Viewing a single comment thread. View all comments

hogposting wrote

Really makes you question everyone pointing at police unions as a big part of the problem.

6

flipshod wrote

But they really are.

Many years ago when I was a fresh new lawyer who did a lot of insurance defense work, I was hired by a cop union liability carrier to shield some racist cops from a wrongful arrest case and used the qualified immunity defense all the way up to no cert. at SCOTUS. I did the immoral thing and cut ties with the client after being disgusted by them even in simple conversations. (you can't just drop a case midstream)

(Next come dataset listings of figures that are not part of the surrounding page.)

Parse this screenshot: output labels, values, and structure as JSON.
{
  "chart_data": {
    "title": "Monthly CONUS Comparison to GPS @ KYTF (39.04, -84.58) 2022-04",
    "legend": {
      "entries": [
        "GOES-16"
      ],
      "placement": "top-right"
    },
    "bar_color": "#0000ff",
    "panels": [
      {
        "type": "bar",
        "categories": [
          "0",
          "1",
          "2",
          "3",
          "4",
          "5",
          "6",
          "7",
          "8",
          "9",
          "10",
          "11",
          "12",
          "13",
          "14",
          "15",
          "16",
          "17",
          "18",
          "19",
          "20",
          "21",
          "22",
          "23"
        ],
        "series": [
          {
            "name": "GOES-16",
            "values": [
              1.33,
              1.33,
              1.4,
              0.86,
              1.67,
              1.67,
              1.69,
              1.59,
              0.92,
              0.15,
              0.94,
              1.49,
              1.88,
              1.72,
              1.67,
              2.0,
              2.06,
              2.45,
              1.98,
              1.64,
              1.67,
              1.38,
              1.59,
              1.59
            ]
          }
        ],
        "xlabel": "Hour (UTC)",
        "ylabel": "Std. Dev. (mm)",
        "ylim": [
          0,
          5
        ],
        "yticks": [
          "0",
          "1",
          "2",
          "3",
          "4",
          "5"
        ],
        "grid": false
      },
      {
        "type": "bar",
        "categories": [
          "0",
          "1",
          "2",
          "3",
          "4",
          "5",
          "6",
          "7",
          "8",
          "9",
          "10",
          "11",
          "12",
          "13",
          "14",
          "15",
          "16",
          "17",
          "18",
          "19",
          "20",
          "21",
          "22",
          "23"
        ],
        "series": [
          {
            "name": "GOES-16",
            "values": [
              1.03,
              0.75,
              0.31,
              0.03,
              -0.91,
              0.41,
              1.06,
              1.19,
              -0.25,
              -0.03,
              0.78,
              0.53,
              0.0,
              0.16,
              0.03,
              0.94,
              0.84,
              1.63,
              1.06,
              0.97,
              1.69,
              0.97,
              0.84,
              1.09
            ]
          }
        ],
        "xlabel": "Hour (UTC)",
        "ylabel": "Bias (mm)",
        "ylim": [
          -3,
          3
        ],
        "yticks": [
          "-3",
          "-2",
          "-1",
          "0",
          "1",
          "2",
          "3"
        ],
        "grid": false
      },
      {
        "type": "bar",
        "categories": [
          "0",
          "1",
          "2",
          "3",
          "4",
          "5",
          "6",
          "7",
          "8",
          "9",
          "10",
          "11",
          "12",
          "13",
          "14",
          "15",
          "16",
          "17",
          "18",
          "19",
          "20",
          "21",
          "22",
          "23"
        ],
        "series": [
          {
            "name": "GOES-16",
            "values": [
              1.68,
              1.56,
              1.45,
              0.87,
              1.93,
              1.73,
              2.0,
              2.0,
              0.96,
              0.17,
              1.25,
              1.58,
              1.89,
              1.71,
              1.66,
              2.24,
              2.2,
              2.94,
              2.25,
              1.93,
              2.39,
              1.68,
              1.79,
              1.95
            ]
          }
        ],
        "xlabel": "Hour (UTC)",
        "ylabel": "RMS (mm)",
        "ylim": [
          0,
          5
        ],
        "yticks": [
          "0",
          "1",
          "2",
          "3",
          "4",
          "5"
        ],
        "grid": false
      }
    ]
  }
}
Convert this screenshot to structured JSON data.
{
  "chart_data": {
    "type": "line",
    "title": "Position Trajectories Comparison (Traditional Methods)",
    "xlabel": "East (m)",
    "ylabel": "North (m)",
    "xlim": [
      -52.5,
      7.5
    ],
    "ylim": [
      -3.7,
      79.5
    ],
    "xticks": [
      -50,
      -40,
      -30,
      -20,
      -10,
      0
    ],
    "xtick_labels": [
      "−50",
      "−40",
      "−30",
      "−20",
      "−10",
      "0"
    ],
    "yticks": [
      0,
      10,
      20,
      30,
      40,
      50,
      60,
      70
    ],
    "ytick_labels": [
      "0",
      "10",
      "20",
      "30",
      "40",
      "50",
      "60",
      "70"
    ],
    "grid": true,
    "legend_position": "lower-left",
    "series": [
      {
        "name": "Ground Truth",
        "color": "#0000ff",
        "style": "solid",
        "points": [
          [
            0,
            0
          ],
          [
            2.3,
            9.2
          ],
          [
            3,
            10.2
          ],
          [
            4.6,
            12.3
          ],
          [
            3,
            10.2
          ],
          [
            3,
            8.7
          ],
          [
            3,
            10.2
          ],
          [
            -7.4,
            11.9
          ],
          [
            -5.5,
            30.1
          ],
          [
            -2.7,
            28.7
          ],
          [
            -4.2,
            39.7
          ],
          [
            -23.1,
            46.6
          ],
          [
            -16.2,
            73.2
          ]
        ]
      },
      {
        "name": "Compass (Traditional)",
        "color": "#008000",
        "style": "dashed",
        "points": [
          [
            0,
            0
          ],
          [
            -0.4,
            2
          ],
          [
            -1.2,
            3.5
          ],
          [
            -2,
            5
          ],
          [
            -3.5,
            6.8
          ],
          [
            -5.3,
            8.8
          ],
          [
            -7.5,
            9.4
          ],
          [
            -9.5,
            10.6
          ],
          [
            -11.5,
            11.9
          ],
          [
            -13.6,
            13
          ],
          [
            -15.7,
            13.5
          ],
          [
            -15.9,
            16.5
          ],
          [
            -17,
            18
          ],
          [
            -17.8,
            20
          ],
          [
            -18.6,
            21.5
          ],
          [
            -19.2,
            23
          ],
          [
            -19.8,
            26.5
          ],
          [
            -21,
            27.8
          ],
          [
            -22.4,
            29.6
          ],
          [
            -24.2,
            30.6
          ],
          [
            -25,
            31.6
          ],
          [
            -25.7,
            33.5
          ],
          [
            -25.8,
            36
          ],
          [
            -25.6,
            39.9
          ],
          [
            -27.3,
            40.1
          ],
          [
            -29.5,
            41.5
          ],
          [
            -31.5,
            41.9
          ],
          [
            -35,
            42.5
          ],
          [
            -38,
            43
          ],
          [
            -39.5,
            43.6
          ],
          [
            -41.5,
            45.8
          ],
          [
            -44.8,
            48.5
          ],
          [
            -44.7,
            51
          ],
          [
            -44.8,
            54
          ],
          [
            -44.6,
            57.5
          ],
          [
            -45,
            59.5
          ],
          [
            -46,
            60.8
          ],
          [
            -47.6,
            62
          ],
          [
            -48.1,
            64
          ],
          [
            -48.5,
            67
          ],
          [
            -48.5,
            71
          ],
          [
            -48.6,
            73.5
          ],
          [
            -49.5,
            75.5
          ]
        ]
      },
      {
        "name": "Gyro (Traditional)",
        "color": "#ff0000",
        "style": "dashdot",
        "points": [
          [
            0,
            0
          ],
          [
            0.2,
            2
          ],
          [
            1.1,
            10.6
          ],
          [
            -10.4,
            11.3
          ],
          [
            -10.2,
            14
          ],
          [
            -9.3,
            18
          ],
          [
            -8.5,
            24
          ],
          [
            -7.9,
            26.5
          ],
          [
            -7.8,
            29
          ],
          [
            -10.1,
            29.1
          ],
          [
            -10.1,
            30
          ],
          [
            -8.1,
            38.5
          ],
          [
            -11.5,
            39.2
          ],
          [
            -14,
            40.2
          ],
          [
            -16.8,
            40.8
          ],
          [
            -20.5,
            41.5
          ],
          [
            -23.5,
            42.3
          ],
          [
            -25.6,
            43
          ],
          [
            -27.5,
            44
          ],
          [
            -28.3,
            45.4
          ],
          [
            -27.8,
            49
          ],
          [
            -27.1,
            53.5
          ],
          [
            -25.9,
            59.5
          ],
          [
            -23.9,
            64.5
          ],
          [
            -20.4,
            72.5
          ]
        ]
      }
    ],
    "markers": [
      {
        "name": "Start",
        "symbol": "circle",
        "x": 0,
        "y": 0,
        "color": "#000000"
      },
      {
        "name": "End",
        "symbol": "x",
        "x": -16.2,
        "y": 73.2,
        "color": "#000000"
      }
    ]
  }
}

That alone is enough to make them a big part of the problem.

6

hogposting wrote

A wrongful arrest case (was that a Section 1983 suit?) presumably from a private plaintiff is not the same as a department firing one of its own officers, which is what this article is about. If your local PD wants to fire one of its cops the union might dispute that, but I don't think the union would be able to make a qualified immunity argument, for instance. My understanding is it's more of a labor and employment matter at that point. If you know better, I would genuinely love to hear your thoughts on this.

And even if unions do have tremendous power to fight the firing of one of their members, clearly they have discretion not to use that power to fight every single firing (the union in this article doesn't appear to have fought for this cop's job, for instance). So there's a world where you can have police unions, but they choose not to defend murderers in their ranks, much like the SEIU or any other union wouldn't go to the mat to keep the job of one of their members who murdered someone on the job.

1

[deleted] wrote

5

hogposting wrote

The article doesn't mention anything about the union's involvement (or lack thereof) in this firing.

The possibilities seem to be:

  1. You can in fact fire a cop and the police union isn't some all-powerful entity that can stop that process on a whim, or
  2. The police union can choose to not fight firings in certain circumstances.

If (1) is true -- and it makes a certain amount of sense -- then this should be the go-to reply to reactionaries who are trying to derail this issue into an anti-union crusade. If (2) is true, then again, the problem isn't really police unions, as one can imagine a world where police unions (like literally every other union) will choose not to fight when a murderer in their ranks gets fired.